ビジネス向けのWindows Vista Business/Enterprise/Ultimateでは、Windows Complete PCバックアップという、ディスク・ツー・ディスクの新しいバックアップ・ツールが利用できる。同バックアップは、ローカル・ディスク(外付けを含む)または書き込み可能なDVDメディアに対して、システムの完全なバックアップをドライブ単位で取得することを可能にする。

 バックアップは、「ボリューム・シャドウコピー・サービス(VSS)」と連動して、ブロック・レベルで、ディスク・イメージとして取得される。そのため、システムが完全に壊れてしまったとしても、DVDメディアまたは回復パーティションから起動して、バックアップ済みのイメージをディスクに展開することで、OSをインストールすることなく、高速な復旧が可能となる(画面4)。


画面4:Windows Complete PC復元の実行は、製品DVDメディアから起動して行う。イメージを展開するだけなので、高速かつ簡単に実行できる


 実は、Windows XP以前にもバックアップ・ツール「NTBackup.exe」が提供されており、Windows XPおよびWindows Server 2003では「ASR(自動システム回復)」というディザスタ・リカバリ機能を利用することができた。ASRを利用すれば、まっさらなディスクにシステムを復元することも可能だが、復元用Windowsをインストールし、その後、バックアップからシステムを書き戻すという手順が必要だった。また、復旧できるのはシステムが含まれるドライブに限定されていた。これに対して、Windows VistaのWindows Complete PCバックアップは、イメージを空のディスクに展開するだけなので、高速かつ確実だ。

 Windows Complete PCバックアップを実行するには、バックアップ対象のドライブとバックアップ先のディスクまたはDVDメディアを指定するだけでよい。
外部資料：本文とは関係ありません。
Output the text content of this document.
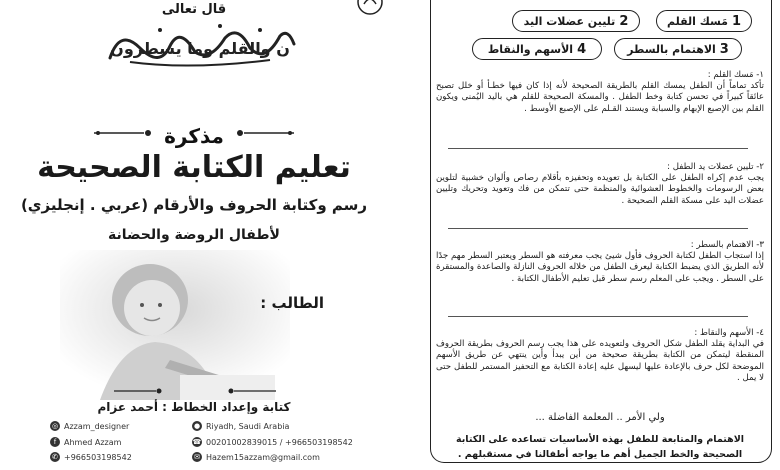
قال تعالى
ن والقلم وما يسطرون
مذكرة
تعليم الكتابة الصحيحة
رسم وكتابة الحروف والأرقام (عربي . إنجليزي)
لأطفال الروضة والحضانة
الطالب :
كتابة وإعداد الخطاط : أحمد عزام
◎ Azzam_designer
f Ahmed Azzam
✆ +966503198542
● Riyadh, Saudi Arabia
☎ 00201002839015 / +966503198542
✉ Hazem15azzam@gmail.com
1
مَسك القلم
2
تليين عضلات اليد
3
الاهتمام بالسطر
4
الأسهم والنقاط
١- مَسك القلم :
تأكد تماماً أن الطفل يمسك القلم بالطريقة الصحيحة لأنه إذا كان فيها خطـأ أو خلل تصبح عائقاً كبيراً في تحسن كتابة وخط الطفل . والمسكة الصحيحة للقلم هي باليد اليُمنى ويكون القلم بين الإصبع الإبهام والسبابة ويستند القـلم على الإصبع الأوسط .
٢- تليين عضلات يد الطفل :
يجب عدم إكراه الطفل على الكتابة بل تعويده وتحفيزه بأقلام رصاص وألوان خشبية لتلوين بعض الرسومات والخطوط العشوائية والمنظمة حتى تتمكن من فك وتعويد وتحريك وتليين عضلات اليد على مسكة القلم الصحيحة .
٣- الاهتمام بالسطر :
إذا استجاب الطفل لكتابة الحروف فأول شيئ يجب معرفته هو السطر ويعتبر السطر مهم جدًا لأنه الطريق الذي يضبط الكتابة ليعرف الطفل من خلاله الحروف النازلة والصاعدة والمستقرة على السطر . ويجب على المعلم رسم سطر قبل تعليم الأطفال الكتابة .
٤- الأسهم والنقاط :
في البداية يقلد الطفل شكل الحروف ولتعويده على هذا يجب رسم الحروف بطريقة الحروف المنقطة ليتمكن من الكتابة بطريقة صحيحة من أين يبدأ وأين ينتهي عن طريق الأسهم الموضحة لكل حرف بالإعادة عليها ليسهل عليه إعادة الكتابة مع التحفيز المستمر للطفل حتى لا يمل .
ولي الأمر .. المعلمة الفاضلة ...
الاهتمام والمتابعة للطفل بهذه الأساسيات تساعده على الكتابة الصحيحة والخط الجميل أهم ما يواجه أطفالنا في مستقبلهم .
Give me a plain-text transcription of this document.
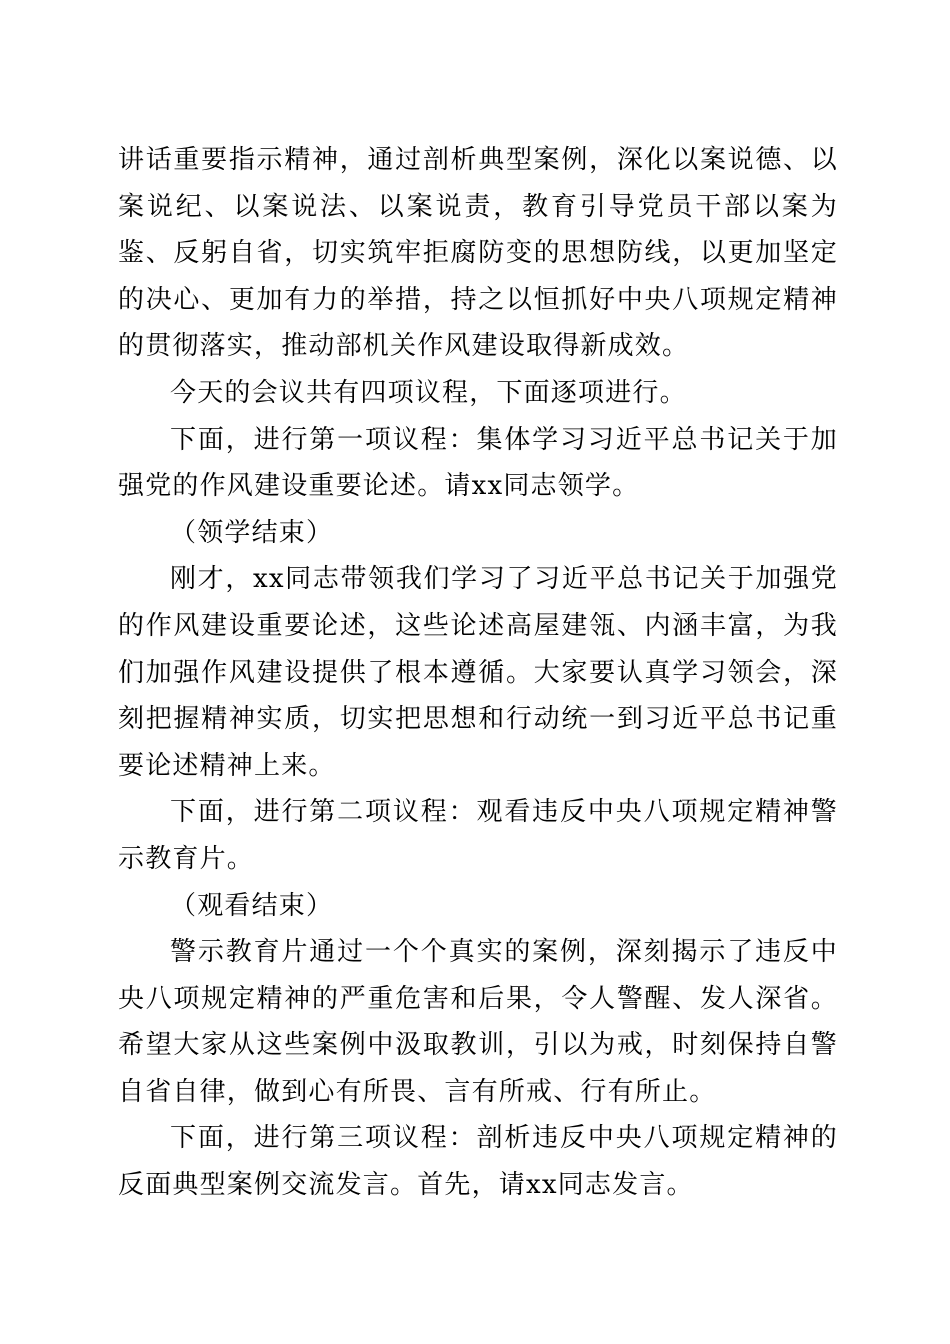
讲话重要指示精神，通过剖析典型案例，深化以案说德、以案说纪、以案说法、以案说责，教育引导党员干部以案为鉴、反躬自省，切实筑牢拒腐防变的思想防线，以更加坚定的决心、更加有力的举措，持之以恒抓好中央八项规定精神的贯彻落实，推动部机关作风建设取得新成效。

今天的会议共有四项议程，下面逐项进行。

下面，进行第一项议程：集体学习习近平总书记关于加强党的作风建设重要论述。请xx同志领学。

（领学结束）

刚才，xx同志带领我们学习了习近平总书记关于加强党的作风建设重要论述，这些论述高屋建瓴、内涵丰富，为我们加强作风建设提供了根本遵循。大家要认真学习领会，深刻把握精神实质，切实把思想和行动统一到习近平总书记重要论述精神上来。

下面，进行第二项议程：观看违反中央八项规定精神警示教育片。

（观看结束）

警示教育片通过一个个真实的案例，深刻揭示了违反中央八项规定精神的严重危害和后果，令人警醒、发人深省。希望大家从这些案例中汲取教训，引以为戒，时刻保持自警自省自律，做到心有所畏、言有所戒、行有所止。

下面，进行第三项议程：剖析违反中央八项规定精神的反面典型案例交流发言。首先，请xx同志发言。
スケジュール機能やネットワーク共有へのバックアップには対応していないが、コマンドライン版の「WBADMIN.EXE」とタスク・スケジューラを組み合わせれば、ローカル・ディスクやネットワーク共有へのバックアップを完全に自動化することが可能だ。

Topics
どうする、64ビット化──ビジネス用途では時期尚早?

 Windows Vistaはすべてのエディションについて、32ビット版と64ビット版を用意しているが、いったい、どちらを選択すればよいのだろうか。

 サーバOSの分野では、64ビット化が進んでいる。Windows Server 2008については、32ビット版と64ビット版の両方が提供されているが、実は32ビットのサーバOSはこれが最後であり、次期バージョンのWindows Server 2008 R2からは64ビット版のみの提供になることが決まっている。

 デスクトップやモバイル向けのPCにも、64ビットCPUを搭載したマシンは増えている。しかし、その上で稼働させるOSとしては、特に理由がない限り、32ビット版を選択するとよいだろう。

 64ビット環境の特徴は、32ビットOSの制約である4GBというメモリ制限がない点だ。逆に言えば、4GBを超える大容量メモリを必要とするアプリケーションを利用しない限り、32ビット版でも何の問題もないはずだ。逆に、64ビット版を選択してしまうと、周辺機器が問題になるケースが多い。

 アプリケーションについては、WOW64(Windows on Windows 64)により、32ビットアプリケーションも問題なく動作するのだが、デバイス・ドライバについては64ビット版のWindows向けに開発されたものでなければ動作しない。

 64ビット版が必要になるとすれば、エンジニアリング(CAD/CAM)業務、デジタルコンテンツの制作、科学/技術データ演算などで使う場合だろう。ビジネス用途で64ビット版を選択するメリットは、今のところ見当たらない。